The task is to steer between the Scylla of undisciplined personal search and the Charybdis of incomprehensible and imposed authority. But how is this middle course to be found? Many of the articles I have written for the Coracle have been explorations of philosophers and thinkers who are not Catholic. Among these, I have written about René Guénon and Martin Heidegger both of whom were to an extent actively hostile to Catholicism. And yet I have argued that both may be and perhaps should be read by Catholics with the time and inclination. Why? Life is short and the 2000 years of Catholic thought surely contain enough to take up most people’s life spans if they do not have the luxury of devoting themselves to full time study. Indeed, devoting time to thinkers who are at best tangential to Catholic doctrine is arguably not only a waste of time but runs the risk of stirring up dangerous ideas and inclinations opposed to Catholicism but which the relatively unprepared may be unable to reject. Why then have I urged our readers at least to consider engagement with such writers?
Like it or not even the most devout Catholic in the modern, secularised West lives in a society which is not entirely formed by a thorough-going Catholic culture. Although more of us have gone to university and are literate at a higher level than any previous population, much of that education has been in a form that is either antithetical to or distanced from Catholic norms. (Our heads are full of Elvis Presley, Jean-Paul Sartre and pornography.) So if we ought to take seriously the sort of personal search which starts from our desires and thoughts then those desires and thoughts are likely to be coloured at least in part by the trappings of our secularised age. Unlike academic theology and philosophy, personal transformation is at least one key element if not the key element of theology in the sense suggested by the definition of The Philokalia. And authors such as Guénon or Heidegger or whoever else we may come up with may well be better initial guides to our current spiritual state than the Doctors of the church of a different time and place. So one reason for engaging with non-Catholic thinkers is that they might speak to us in our fallen modernity rather more clearly than do those more central to our tradition. On the other hand, the route out of such perplexities must involve the cultivation of getting closer to God in large part through being able to see the world through the perspective of those who are already closer to him: seeing where we are may involve non-Catholic thinkers, but seeing our way out will primarily involve the Saints.
So here is the difficult mix that any lay intellectual engagement with the deepest, most permanent things should produce.
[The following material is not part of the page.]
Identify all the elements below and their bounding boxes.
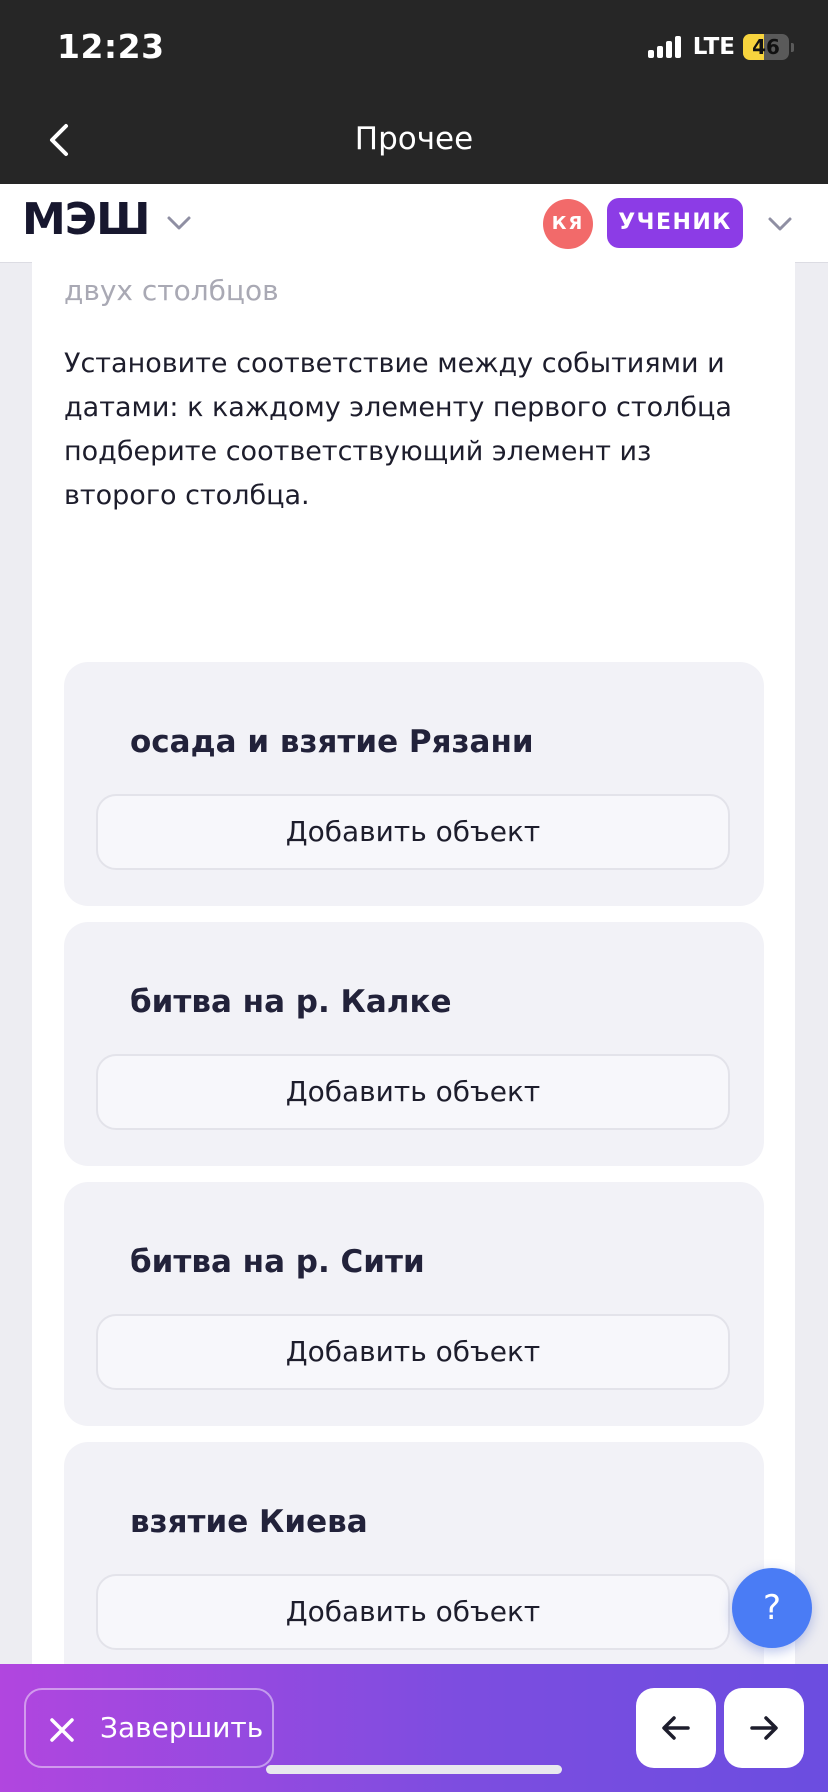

It must be personal in a way that is just not a passive acceptance of truths articulated and imposed from on high. It must truly involve a personal commitment and involvement with their exploration, but such a personal commitment must avoid the risk of deviation from the truth due to ignorance and poor spiritual preparation. It must therefore involve a docility towards those far more advanced on the path towards God which allows the correction of tendencies towards error. Finally, this difficult mix must take place in a time and space of sacred waiting: as The Philokalia definition states, theology in this sense presupposes the attainment of the state of stillness and dispassion which is the concomitant of prayer.